With Stress Awareness Month getting underway, here’s a reminder that a broken heart — and the emotional stress that goes along with it — can actually have an adverse effect on your heart.
So-called broken heart syndrome is medically referred to as stress-induced cardiomyopathy or Takotsubo cardiomyopathy — after the ballooned-out shape that the afflicted heart often takes. In Japan, where the condition was first described in 1990, “tako-tsubo” refers to a type of octopus trap with a narrow neck and rounded bottom.
“Broken heart syndrome is a reaction to a surge of stress hormones [that causes] stunning of the heart,” Dr. Robert Segal, cardiologist and founder of Manhattan Cardiology in New York City, told ABC News.
Segal said he sees at least a few cases of broken heart syndrome in his practice each year. The trigger, he said, can be anything from “the loss of a loved one to divorce.”

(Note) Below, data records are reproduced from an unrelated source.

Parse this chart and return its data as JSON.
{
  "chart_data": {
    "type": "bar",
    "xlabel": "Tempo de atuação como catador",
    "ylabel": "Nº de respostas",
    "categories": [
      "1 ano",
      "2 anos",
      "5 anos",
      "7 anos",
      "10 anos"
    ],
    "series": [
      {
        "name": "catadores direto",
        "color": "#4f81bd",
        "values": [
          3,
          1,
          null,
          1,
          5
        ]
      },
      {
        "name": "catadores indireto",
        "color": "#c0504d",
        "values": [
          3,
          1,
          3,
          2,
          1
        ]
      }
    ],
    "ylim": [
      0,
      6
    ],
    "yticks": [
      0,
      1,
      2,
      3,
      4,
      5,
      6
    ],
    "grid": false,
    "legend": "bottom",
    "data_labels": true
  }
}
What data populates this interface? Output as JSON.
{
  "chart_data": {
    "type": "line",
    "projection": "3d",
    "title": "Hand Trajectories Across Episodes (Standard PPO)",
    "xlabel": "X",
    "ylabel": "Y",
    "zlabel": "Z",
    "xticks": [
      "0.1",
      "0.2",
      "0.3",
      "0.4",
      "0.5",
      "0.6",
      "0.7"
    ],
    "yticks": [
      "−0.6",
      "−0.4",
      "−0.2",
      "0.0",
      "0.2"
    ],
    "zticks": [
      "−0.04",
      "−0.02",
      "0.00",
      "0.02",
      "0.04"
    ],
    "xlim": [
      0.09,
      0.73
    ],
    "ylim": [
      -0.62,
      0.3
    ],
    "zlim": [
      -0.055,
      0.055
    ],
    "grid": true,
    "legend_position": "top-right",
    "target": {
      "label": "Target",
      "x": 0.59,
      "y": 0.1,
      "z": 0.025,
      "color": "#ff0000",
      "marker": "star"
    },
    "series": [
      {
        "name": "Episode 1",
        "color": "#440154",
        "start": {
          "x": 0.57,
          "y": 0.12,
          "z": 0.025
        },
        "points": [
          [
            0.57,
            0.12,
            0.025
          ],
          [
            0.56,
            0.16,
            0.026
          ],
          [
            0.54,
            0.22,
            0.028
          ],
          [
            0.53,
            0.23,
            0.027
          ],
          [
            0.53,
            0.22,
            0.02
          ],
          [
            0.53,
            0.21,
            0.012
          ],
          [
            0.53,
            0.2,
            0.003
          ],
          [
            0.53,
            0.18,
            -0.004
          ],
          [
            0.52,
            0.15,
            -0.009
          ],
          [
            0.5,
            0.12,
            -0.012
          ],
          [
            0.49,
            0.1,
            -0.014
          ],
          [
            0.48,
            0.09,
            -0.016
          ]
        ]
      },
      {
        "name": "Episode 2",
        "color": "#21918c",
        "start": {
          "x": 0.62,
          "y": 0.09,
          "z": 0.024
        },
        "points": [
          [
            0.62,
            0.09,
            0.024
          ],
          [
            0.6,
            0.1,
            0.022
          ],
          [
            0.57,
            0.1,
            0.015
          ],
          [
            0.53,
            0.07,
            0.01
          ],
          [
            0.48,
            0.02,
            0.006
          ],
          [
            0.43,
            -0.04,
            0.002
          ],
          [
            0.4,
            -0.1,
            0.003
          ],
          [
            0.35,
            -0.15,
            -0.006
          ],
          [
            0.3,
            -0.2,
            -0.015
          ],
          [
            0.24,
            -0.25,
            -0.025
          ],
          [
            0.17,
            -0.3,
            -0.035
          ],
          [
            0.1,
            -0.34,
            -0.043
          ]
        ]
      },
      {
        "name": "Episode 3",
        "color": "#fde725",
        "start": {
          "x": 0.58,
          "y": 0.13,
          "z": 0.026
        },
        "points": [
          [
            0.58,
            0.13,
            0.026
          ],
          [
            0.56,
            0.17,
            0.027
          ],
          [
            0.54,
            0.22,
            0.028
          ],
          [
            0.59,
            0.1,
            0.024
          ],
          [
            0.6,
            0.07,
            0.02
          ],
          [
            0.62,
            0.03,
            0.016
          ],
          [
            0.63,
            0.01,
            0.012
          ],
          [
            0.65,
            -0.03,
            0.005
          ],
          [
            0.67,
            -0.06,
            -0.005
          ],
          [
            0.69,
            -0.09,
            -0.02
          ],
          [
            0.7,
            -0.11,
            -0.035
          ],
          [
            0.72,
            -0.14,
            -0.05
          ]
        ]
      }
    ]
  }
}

It’s unclear why the condition occurs, however, a 2012 study found that it occurs more often in women who are older than 50 compared to women who are younger or men of any age. These women are often previously healthy, without any signs of pre-existing heart disease, Segal said.
The illness can manifest in a variety of ways. “Symptoms can vary from chest pain and shortness of breath to palpitations and near-fainting,” Segal explained.
Because the symptoms associated with broken heart syndrome are often similar to those seen in heart attacks and other heart problems, doctors diagnose it by first ruling out these life-threatening conditions — usually by testing for irregularities in heart rhythm, drops in the pumping strength of the heart muscle and then clogging in the heart’s blood vessels.
Although the condition might cause the heart to weaken so suddenly that it causes heart failure, these cases are rare and there is a relatively low risk of death.
“Usually what treats [broken heart syndrome] is time,” Segal said. Recommending emotional support for grief, he said that “the effects usually wear off within a few days to weeks.”
Joshua Rosenblatt is an internal medicine resident at Thomas Jefferson University Hospital in Philadelphia and a contributor to the ABC News Medical Unit.